ROBERT SIEGEL, HOST:
The Obama administration calls it an historic day, after years of negotiations the U.S. and Afghanistan have signed a security pact. It defines the U.S. military's relationship with that country after the American combat mission ends on December 31. The agreement will keep some 10,000 American troops on the ground for the next decade. Their stated mandate is to advise and train Afghan security forces.
RACHEL MARTIN, HOST:
Earlier today, we reached U.S. Ambassador James Cunningham in Kabul to talk about the security agreement and the U.S.' role going forward.
JAMES CUNNINGHAM: The Afghans have been in the lead in the field for some time now but they still need to build up their logistics, their management and they still need some training to get fully up to speed.
MARTIN: The security deal comes one day after the new Afghan president Ashraf Ghani took office. After a hotly contested election, marred by allegations of massive fraud, Ghani agreed to a so-called unity government. His main rival, Abdullah Abdullah, will take a newly created position of chief executive. That deal was negotiated by U.S. Secretary of State John Kerry. Ambassador Cunningham says it is a complicated alliance.
CUNNINGHAM: This is going to be a difficult process, everybody knows that, and they know it. But it is also what they agree and what most Afghans, I think, agree is the best possible way forward.
MARTIN: We now turn to someone who does not agree. Sarah Chayes is with the Carnegie Endowment for International Peace. She lived in Afghanistan for nearly 10 years and she advised U.S. military leadership on policy there. She also covered the fall of the Taliban for NPR back in 2001. Chayes told us Afghans she's spoken with feel that democracy in their country has been hijacked.
SARAH CHAYES: What I've heard from many people is distress that in the end the outcome was decided in negotiation - kind of in a back room, that was midwifed by the foreigners, as they put it - and, frankly, created an office that doesn't even exist in the Afghan Constitution.
MARTIN: You're referring to the chief executive office. This is the new position that Abdullah Abdullah will hold.
CHAYES: That's exactly right. So what you have is a government that from the get-go is lacking the type of legitimacy that really is required of a government that's confronting the kind of robust insurgency that the Afghan government still is.
MARTIN: There was a recount for this vote. International monitors were on the ground overseeing it and Ashraf Ghani was declared the winner. Ghani has spent much of his career thinking about issues of corruption and how to make governments work. Is there no room to think that he might be able to actually make some positive change?

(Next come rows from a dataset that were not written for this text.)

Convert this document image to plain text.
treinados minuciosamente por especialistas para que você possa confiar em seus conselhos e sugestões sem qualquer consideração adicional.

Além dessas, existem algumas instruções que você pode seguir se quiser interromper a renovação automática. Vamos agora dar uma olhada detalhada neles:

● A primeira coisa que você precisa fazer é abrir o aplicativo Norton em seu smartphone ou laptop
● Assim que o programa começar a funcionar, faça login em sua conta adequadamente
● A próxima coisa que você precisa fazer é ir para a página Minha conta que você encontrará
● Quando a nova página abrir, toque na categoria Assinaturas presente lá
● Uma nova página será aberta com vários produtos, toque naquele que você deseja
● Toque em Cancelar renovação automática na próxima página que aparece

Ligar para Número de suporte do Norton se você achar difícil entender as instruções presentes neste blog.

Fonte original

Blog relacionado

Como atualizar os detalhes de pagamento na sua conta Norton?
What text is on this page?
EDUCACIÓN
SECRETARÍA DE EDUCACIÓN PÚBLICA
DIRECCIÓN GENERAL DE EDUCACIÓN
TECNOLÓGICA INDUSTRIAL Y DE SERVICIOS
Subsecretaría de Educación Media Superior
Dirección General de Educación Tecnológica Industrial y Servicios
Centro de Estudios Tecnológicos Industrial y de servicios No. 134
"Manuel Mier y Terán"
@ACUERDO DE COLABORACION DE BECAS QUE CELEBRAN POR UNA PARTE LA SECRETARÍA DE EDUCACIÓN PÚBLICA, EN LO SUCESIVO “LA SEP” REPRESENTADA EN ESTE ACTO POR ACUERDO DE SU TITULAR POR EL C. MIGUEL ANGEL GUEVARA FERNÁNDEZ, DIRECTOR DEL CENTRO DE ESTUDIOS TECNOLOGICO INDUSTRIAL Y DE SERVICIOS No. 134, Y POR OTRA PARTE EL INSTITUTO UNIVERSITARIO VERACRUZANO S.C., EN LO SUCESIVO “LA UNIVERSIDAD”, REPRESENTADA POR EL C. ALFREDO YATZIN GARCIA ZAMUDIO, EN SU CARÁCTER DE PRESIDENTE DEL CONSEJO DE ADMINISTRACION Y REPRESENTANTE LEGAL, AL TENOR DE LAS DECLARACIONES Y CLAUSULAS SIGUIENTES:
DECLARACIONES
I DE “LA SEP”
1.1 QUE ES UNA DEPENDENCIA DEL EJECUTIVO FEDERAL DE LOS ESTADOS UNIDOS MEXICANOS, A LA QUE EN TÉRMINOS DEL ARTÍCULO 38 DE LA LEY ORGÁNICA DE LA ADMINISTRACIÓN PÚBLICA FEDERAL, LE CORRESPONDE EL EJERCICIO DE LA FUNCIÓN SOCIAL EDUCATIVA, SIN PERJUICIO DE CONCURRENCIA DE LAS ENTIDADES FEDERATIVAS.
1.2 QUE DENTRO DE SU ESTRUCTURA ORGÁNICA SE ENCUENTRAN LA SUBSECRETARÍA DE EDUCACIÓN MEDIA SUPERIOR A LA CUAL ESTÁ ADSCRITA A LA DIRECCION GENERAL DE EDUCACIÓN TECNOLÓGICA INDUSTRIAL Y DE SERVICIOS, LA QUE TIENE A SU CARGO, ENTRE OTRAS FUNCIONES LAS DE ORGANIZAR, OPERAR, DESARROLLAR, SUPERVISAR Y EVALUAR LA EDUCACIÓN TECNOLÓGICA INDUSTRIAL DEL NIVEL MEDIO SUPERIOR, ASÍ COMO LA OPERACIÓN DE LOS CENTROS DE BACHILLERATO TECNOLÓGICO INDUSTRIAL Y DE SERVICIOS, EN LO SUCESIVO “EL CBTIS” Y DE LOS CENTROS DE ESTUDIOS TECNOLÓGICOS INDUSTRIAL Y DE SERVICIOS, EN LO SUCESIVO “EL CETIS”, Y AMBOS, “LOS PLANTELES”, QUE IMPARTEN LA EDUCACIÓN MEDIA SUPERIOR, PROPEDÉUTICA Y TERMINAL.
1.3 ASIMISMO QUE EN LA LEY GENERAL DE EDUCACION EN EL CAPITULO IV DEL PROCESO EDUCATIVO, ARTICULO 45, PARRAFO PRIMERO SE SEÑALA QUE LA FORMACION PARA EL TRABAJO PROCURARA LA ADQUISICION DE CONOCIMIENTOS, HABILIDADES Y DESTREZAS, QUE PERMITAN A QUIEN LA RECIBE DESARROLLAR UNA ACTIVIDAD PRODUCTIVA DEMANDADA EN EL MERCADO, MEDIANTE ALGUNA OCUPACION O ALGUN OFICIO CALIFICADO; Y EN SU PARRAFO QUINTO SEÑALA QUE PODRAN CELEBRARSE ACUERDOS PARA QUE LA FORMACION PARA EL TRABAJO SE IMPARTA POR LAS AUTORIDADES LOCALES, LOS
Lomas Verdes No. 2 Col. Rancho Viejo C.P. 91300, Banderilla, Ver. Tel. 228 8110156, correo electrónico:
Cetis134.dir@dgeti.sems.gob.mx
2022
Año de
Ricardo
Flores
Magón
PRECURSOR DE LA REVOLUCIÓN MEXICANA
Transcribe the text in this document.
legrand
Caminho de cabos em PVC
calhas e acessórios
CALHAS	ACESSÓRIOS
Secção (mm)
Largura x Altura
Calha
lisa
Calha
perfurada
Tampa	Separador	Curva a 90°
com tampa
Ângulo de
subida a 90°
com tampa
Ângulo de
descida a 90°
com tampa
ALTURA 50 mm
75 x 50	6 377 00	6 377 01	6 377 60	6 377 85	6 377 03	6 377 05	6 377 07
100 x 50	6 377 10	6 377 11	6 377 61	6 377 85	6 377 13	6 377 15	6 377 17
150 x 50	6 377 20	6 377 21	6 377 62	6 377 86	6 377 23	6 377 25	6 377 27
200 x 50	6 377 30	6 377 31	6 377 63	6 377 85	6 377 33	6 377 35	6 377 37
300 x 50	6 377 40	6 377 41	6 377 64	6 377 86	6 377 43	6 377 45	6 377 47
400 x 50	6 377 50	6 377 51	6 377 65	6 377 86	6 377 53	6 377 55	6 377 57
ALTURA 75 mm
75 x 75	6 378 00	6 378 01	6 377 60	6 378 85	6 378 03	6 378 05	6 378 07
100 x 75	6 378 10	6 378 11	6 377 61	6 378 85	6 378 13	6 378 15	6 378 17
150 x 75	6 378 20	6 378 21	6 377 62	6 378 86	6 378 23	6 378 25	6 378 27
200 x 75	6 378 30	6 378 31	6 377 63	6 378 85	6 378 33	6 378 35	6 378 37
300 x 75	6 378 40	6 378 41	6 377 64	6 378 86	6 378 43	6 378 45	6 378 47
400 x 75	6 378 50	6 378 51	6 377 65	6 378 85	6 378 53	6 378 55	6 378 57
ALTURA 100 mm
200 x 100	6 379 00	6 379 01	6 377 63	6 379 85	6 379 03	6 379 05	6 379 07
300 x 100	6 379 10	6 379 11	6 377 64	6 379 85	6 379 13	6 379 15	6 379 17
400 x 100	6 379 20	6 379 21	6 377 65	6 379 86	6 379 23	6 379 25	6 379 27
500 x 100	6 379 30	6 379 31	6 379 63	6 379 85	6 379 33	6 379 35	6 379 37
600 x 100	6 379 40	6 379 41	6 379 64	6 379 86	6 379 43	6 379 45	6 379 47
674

CHAYES: He might. But if you already look at the distance between the promises he's making and the people that he's appointing into the positions that are expected to execute those promises - particularly a new office of governance and anticorruption, I can't remember the exact name of it - that's Ahmad Zia Massoud, one of the people most known for corruption, venality and even war crimes. So there's this gap between what Ghani is saying and what either he will do or he'll be able to do given the structure of how this new government is being put together, where so many people were provided basically promises in order to support one side or the other. And those people will be asking for their payoffs.
MARTIN: You worked for the Pentagon advising the U.S. military on Afghanistan, in the past. Is this a good idea, from a U.S. security standpoint, to keep 10,000 troops on the ground there? Is this a move that furthers U.S. national security interests?
CHAYES: I think it does in that it is likely to stave off the kind of sudden collapse that we've witnessed in Iraq. But it's not a long-term solution. And what distresses me is the inability of the United States government, in either Afghanistan or Iraq or a number of other places, to really focus and develop a strategy to address the underlying drivers of the conflict, and the rising extremism that the U.S. government is seeking to curb. And so the sort of knee-jerk reaction is let's keep military in place or let's increase the use of force in this context whereas at best the use of force can only buy time. And yet, the U.S. government has been unwilling to really develop a concerted strategy to address the underlying drivers of this extremism, which have to do with government legitimacy, which have to do with government responsiveness, corruption and, frankly, the behavior of neighboring states. And the U.S. government just has shied away again and again from addressing those deeper problems.
MARTIN: Sarah Chayes with the Carnegie Endowment for International Peace. She also served as an advisor to the U.S. military on Afghanistan. Thanks so much Sarah.